Crop prices started the week generally lower
Slow exports and weakness spilling over from the soybean market depressed corn futures again Thursday. The USDA announced that China had cancelled previous purchases of 540,000 tonnes of soybeans from private sources early in the day, thereby exacerbating the negative impact of the weekly Export Sales report, which stated last week’s corn sales at very low levels once again. The agricultural markets also seemed to suffer from broad fund liquidation of long positions ahead of the holiday season. The March contract dove to the $6.87 1/2 level at one point, thereby partially filling the gap created as it shot higher in over the Independence Day holiday. The subsequent recovery may have created a technical reversal signal, but traders might need to see some favorable fundamental news before they will be willing to buy corn once again. March corn ended the day having fallen 6 1/4 cents to $6.96 3/4 and December dropped 9 1/2 cents lower at $6.04/bushel.
Thursday morning the USDA reported that China had followed Tuesday’s cancellation of 300,000 tonnes of soybean exports by cancelling another 540,000 tonnes from private sources. That news overrode the mixed effects of very strong soybean meal sales and weak oil movement on the weekly export report. January beans plunged to $14.02 3/4 per bushel in early trading, then spent the balance of the session at moderately higher levels. The ability to hold above the $14.00 level could inspire bottom picking from technical traders, but its ability to sustain a rebound from the latest lows remains to be seen. Still, technical and book-squaring considerations may play a big role in trading through the end of the year. January beans settled 28 cents lower at $14.09/bushel; January soybean oil fell 0.40 to 48.01 cents/pound and January meal tumbled $8.1 to $427.7/ton.

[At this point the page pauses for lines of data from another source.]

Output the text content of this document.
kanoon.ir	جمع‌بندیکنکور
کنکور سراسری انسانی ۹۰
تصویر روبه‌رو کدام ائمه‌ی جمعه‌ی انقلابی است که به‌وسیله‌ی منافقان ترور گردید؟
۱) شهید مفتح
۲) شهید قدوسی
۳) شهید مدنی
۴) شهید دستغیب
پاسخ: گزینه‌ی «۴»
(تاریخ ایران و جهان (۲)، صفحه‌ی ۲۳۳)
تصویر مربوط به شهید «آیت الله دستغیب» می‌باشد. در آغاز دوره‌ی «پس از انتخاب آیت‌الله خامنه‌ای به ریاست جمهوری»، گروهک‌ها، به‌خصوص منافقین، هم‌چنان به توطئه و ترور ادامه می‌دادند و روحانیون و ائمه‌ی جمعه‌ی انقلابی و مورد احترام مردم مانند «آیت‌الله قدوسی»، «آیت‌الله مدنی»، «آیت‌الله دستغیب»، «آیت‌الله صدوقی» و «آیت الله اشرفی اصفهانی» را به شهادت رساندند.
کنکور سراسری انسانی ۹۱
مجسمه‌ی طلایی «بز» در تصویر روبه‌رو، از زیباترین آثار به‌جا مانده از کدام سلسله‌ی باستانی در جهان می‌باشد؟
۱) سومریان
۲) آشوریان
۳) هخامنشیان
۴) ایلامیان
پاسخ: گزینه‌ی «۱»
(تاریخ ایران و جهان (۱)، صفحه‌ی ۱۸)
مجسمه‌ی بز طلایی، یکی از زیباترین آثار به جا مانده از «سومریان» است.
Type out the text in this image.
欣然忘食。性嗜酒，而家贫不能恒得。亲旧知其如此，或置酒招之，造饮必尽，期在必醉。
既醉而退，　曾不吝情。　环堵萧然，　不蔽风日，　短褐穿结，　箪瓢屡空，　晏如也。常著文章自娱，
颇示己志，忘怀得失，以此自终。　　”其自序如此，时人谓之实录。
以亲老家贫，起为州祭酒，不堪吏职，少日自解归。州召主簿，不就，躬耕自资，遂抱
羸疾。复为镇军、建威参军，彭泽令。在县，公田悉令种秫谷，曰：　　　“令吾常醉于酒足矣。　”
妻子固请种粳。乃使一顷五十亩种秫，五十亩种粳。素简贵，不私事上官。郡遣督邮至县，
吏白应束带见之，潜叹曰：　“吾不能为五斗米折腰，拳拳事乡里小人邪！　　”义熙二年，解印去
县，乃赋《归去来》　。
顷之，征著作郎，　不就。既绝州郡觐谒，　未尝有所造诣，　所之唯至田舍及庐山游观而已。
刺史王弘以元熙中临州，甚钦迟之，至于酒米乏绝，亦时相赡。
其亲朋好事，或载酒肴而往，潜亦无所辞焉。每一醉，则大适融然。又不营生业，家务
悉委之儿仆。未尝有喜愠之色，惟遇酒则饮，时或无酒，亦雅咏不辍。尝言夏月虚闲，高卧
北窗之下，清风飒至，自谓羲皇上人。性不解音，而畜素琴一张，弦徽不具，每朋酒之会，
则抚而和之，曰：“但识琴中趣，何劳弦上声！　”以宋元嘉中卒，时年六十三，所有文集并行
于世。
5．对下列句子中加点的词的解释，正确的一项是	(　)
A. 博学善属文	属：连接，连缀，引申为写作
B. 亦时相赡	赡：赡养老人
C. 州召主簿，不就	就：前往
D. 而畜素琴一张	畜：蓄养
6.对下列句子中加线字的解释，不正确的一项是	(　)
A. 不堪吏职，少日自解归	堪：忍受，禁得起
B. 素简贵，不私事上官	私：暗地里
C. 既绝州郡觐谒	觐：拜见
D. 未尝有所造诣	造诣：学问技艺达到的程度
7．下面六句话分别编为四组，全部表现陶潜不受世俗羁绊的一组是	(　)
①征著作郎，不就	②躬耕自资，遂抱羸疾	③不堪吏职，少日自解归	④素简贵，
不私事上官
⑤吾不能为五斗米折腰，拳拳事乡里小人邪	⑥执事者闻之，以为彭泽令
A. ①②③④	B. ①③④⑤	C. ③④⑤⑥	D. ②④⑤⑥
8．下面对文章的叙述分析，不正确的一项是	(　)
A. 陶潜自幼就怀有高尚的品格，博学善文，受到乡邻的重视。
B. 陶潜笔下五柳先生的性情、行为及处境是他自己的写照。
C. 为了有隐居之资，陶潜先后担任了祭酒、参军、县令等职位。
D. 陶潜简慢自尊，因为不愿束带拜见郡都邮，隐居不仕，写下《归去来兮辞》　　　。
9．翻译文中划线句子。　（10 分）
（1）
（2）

In a repeat of the early-week pattern, wheat struggled to stabilize in the face of large corn and soybean losses Thursday. That is, despite a supportive result on the weekly Export Sales report from the USDA, wheat futures dropped rather sharply in concert with its crop counterparts this morning. Neither supportive export news nor the potential for weather damage from the systems hitting the Southern and Central Plains this week and next seem likely to boost prices until corn and soybeans find their footing. Having the March CBOT contract drop below the $8.00 level won’t help the technical situation either, especially since one technical trading approach suggests it could test $7.75 in short order. March CBOT wheat closed 15 1/4 cents lower at $7.90 1/2 per bushel, while March KCBT wheat was down 13 3/4 cents to $8.44 1/4 and March MGE futures sank 11 1/2 cents to $8.84.